The Embassy of the Russian Federation in Ashgabat joined the videoconference organized by the Committee for External Relations of St. Petersburg jointly with ANO PetersburgForum Center, dedicated to the project “Mission of Memory “Leningradskoe Thank You”.
The online meeting was attended by representatives of the CIS countries, employees of the Russian diplomatic corps in Turkmenistan, eyewitness and child of the besieged Leningrad Maria Avanesova, as well as students of the joint Turkmen-Russian school named after Alexander Pushkin.
Having launched in the year of the 75th anniversary of the Great Victory, the “Leningradskoye Thank You” project is aimed at increasing awareness on history of the Great Patriotic War. It also gives opportunity to express gratitude to the cities and countries that received the people evacuated from Leningrad during the years of the blockade. By sharing bread and shelter with them, the families of the multinational Soviet Union literally gave people exhausted from hunger a second life.
During the Great Patriotic War, the blockade of the city of Leningrad (now St. Petersburg) prolonged almost 900 days. German forces closed in around the city, initiating a siege that would last from September 8, 1941 until January 27, 1944. The German command’s ultimate plan was not only to gain control over the entire Baltic coast, but also to capture the former capital of the Russian Empire.
Having Leningrad encircled, the enemy troops took control over all the land approaches to the city. Railway and road communications with the “mainland” were completely interrupted. The route, which became known as the Road of Life (Дорога жизни), was effected over the southern part of Lake Ladoga and the corridor of land which remained unoccupied by German forces between Lake Ladoga and Leningrad to deliver a constant flow of supplies into Leningrad in a siege. But this connection was very fragile as land vehicles had to be driven over thick ice across the lake and risked becoming stuck in the snow or sinking through broken ice at any moment.
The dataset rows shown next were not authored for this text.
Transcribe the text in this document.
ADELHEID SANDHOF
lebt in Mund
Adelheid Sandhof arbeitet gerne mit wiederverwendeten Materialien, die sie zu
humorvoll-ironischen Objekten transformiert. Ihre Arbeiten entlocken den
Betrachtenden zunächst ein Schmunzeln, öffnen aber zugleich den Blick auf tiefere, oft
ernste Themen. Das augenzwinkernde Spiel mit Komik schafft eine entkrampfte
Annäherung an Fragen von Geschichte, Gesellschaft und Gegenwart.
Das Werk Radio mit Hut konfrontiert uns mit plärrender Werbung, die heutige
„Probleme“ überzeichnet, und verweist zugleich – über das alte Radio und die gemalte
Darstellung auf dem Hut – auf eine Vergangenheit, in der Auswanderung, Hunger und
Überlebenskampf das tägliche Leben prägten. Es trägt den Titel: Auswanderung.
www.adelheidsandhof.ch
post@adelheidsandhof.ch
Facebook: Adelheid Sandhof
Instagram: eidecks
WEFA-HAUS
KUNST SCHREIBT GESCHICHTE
A resident of Ashgabat, Maria Avanesova, who during a siege was a girl of 10 only, was among those who were delivered from Leningrad across Lake Ladoga. In total, more than a million civilians were evacuated from the blockade city, which left without food, heat, electricity and water, to the Urals and to the countries of Central Asia. Turkmenistan, like other republics, gave a warm welcome to the people of Leningrad who were left homeless.
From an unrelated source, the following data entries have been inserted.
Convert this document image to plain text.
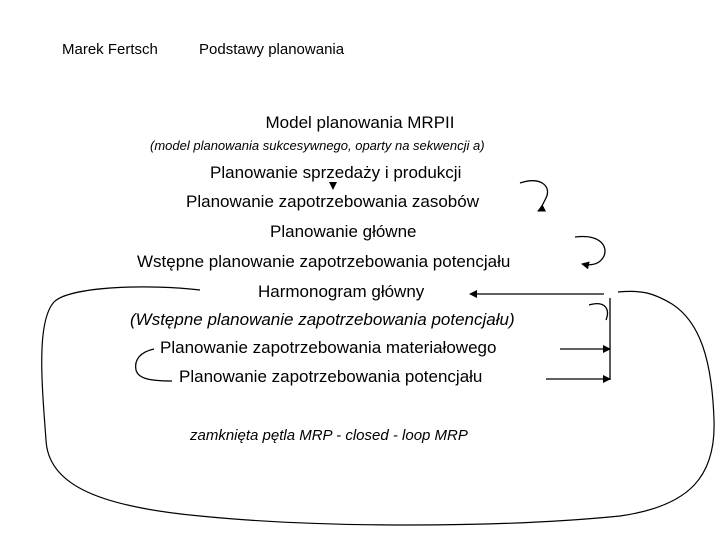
Marek Fertsch	Podstawy planowania
Model planowania MRPII
(model planowania sukcesywnego, oparty na sekwencji a)
Planowanie sprzedaży i produkcji
Planowanie zapotrzebowania zasobów
Planowanie główne
Wstępne planowanie zapotrzebowania potencjału
Harmonogram główny
(Wstępne planowanie zapotrzebowania potencjału)
Planowanie zapotrzebowania materiałowego
Planowanie zapotrzebowania potencjału
zamknięta pętla MRP - closed - loop MRP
The “Leningradskoe Thank You” Project, implemented with the support of the Museum of Defense and Siege of Leningrad, is designed for 5 years. Its first years were devoted to the collection of information, artifacts and other materials that clearly reveal the role of different countries in the reception of evacuees. It is also planned to create an interactive map of evacuation of facilities, factories that were located in Leningrad as well as the population so that the younger generation understands the full scale of evacuation measures.
“Representatives of different republics took part in the battle for Leningrad, and the preservation of the memory of common exploits is the basis for interregional and international cooperation,” said Yulia Privalova, Director of the PetersburgForum Center. “On outcomes of a five-year work over the project “Mission of Memory “Leningradskoe Thank You”, it is planned to hold a large video conference entitled “ 900 grateful minutes ”. It is in our power to make the memory of the Great Patriotic War a memory of pride, gratitude and confidence in the correctness of what the Soviet people did in the name of Victory.
St. Petersburg honors and remembers all the participants in the Leningrad front. Since 2003, memorial plaques have been launched at the Piskarevskoye cemetery of St. Petersburg to the soldiers who died in the defense of Leningrad. Every year, flowers and wreaths of memory are laid on the graves and memorial plaques with the names of soldiers from different parts of the Soviet Union.